Bugün, gündemin abuk sabuk gündeminin dışına çıkmak istiyorum.
Gördüğümüz kadarıyla ve her zaman yazdığımız kadarıyla toplumu inandırabilme becerisine sahip olmadığımızı hayretler içinde kalarak görüyoruz.
O zaman gelin bir nefes alalım, sinirlerimiz gevşesin, bugün siyasetçiden de siyasi söylemlerden de geri duralım.
XXX
Uzun yılların deneyimleri sonunda, büyüklerimizin kullandığı “Anam-babam usulü” takvim vardı.
Kış ne zaman gelir, ne zaman biter, bu süreçte hangi günlerden çekinmek ve önlem almak gerekir söylerlerdi.
Bu günler, 150 gün içinde yaşanır ve bahara erişilirdi.
O 150 günün adı da “Kasım 150” idi.
Yani kış, Kasım ayından başlamak üzere tam 150 gün sürerdi.
Kara kış, kocakarı soğukları, camızı eşinden ayırmalar…
Hepsi de bu 150 gün içinde biter, ağaçlar çiçek açmaya başlar, kuşlar cıvıldar, ayılar inlerinden kış uykusunu bitirip çıkar, vahşi hayvanlar artık aç kalmayacakları için mekânlarına döner.
Pazartesi itibariyle ilk 10 gününü geride bıraktık bu hesaptan kış günlerinin. Geriye kaldı 140 gün…
XXX
Konu, şimdi bu 140 günü nasıl ve hangi şartlarda geçireceği?
İşte bütün mesele bu…
Bir yazımda da, okuyucunun biri “Sen de öyle bir sitede oturmayaydın arkadaş” demişti.
Kalorifer sistemimiz merkezi, gerçi ısıyı biz ayarlıyoruz ama gelecek, gelmesi muhtemel yüksek yakıt ve aidat ödemesinden bir nebze de olsa kısıtlamak için en düşük seviyede kalorifer yakıyoruz.
Elektriği, suyu idareli kullanmaya çalışıyoruz.
Asrın masraf kapısı cep telefonunu, gerekmedikçe elimize bile almıyoruz.
Evin içinde sıkı sıkıya giyiniyor, oturduğumuz yerde battaniyeleri üzerimize çekiyoruz.
Yemeklerde çorbayı ön plana çıkartıp, ısınmaya çalışıyoruz.
Olmadı, gidip yatağa uzanıp yorganı üzerimize çekip kendimizi korumaya çalışıyoruz soğuklardan.
Umuyor ve diliyoruz ki geride kalan 140 günü, sağlık içinde tamamlar ve bahara erişiriz.

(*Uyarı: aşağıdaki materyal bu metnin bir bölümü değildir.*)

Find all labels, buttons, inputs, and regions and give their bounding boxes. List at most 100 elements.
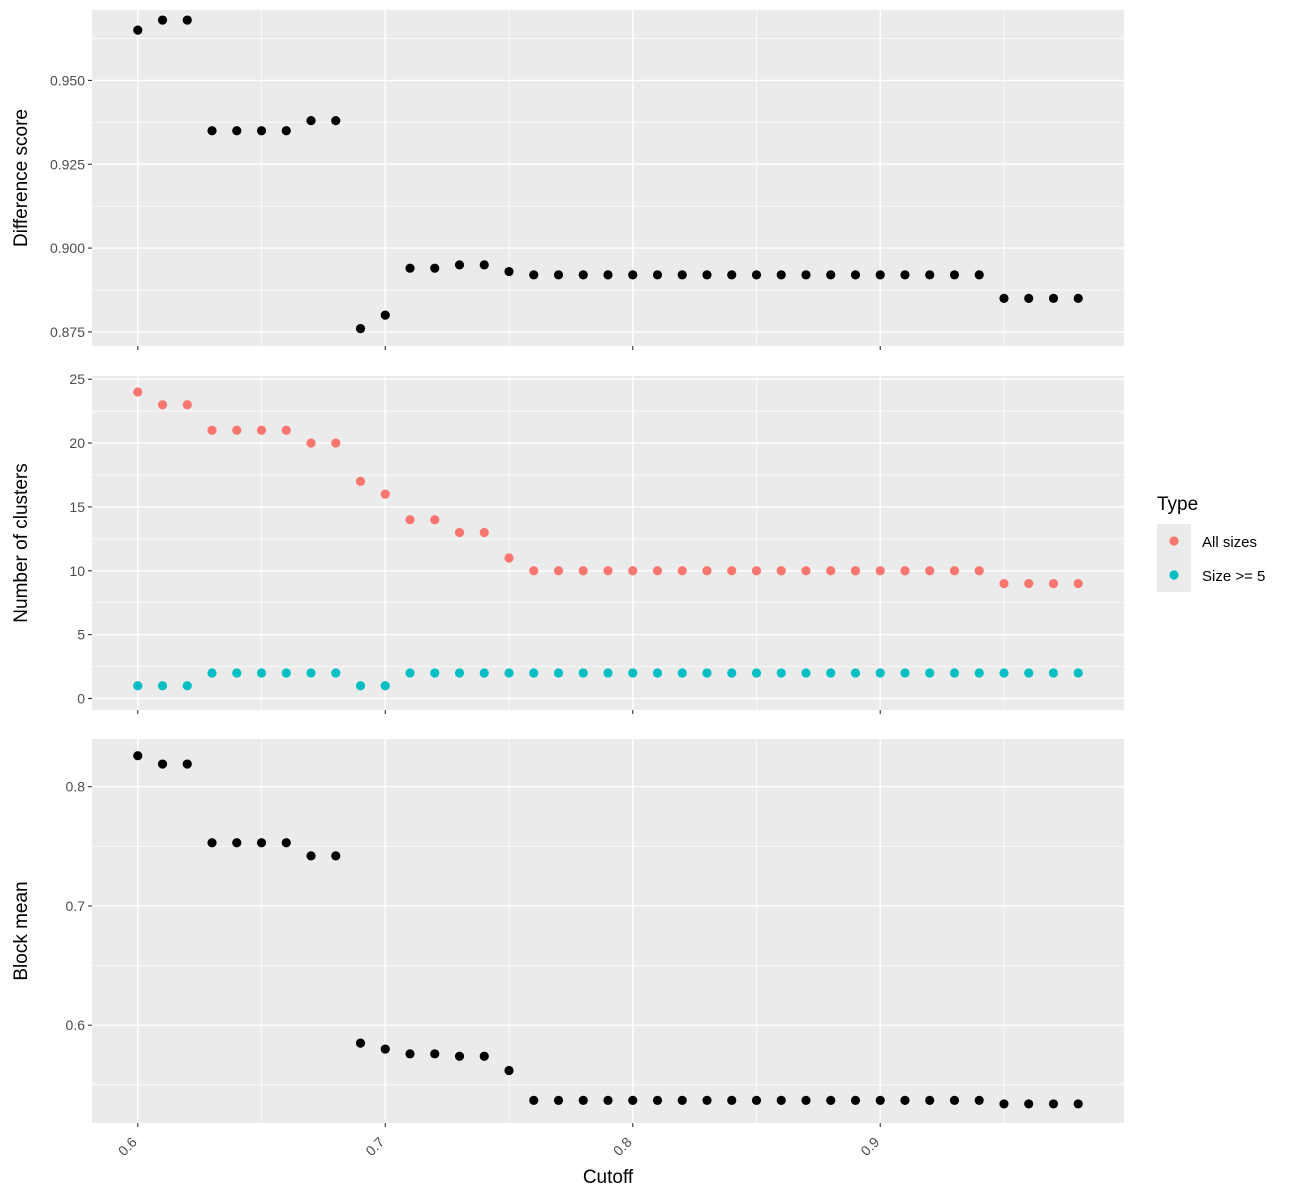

Gerçi Cemre günleri Şubat sonunda ve Mart başında, onlar düştükten sonra “Yazıda yatan ölmez” derler ama olsun, yine de önlemlerimizi almaktan kendimizi korumaktan geri durmayalım.
Şivelere göre Abdülbeşi, April beşi ya da Nisan’ın beşinde yaşanacak soğuklar, camızı eşinden ayıracak kadar soğuk olur muş…
XXX
Diyeceksiniz ki “Ya hu… Herkes de senin gibi kışı yaşayacak, bu telaş neden?”
Elbette yaşayacak da, bazıları evlerinin içinde sere serpe dolaşırken, bizler sarınarak ancak ısına bileceğiz.
Bazıları, sobalarının başında oturacak, bir mekân ısınırken, öteki mekânlar buz gibi olacak…
Hatta… Önlem almazlarsa rüzgârlı günlerde, maazallah…
Elbette işin ekonomik boyutundan bugün hiç söz etmedim farkındaysanız.
Çünkü anlattığım durumlar ve yaşayacağımız konular, ailelerin ekonomisi ile ilgili, bunu da bilelim…
Diyeceğim o ki, kışımız kış gibi geçse de bu ekonomik koşullarda nasıl geçecek?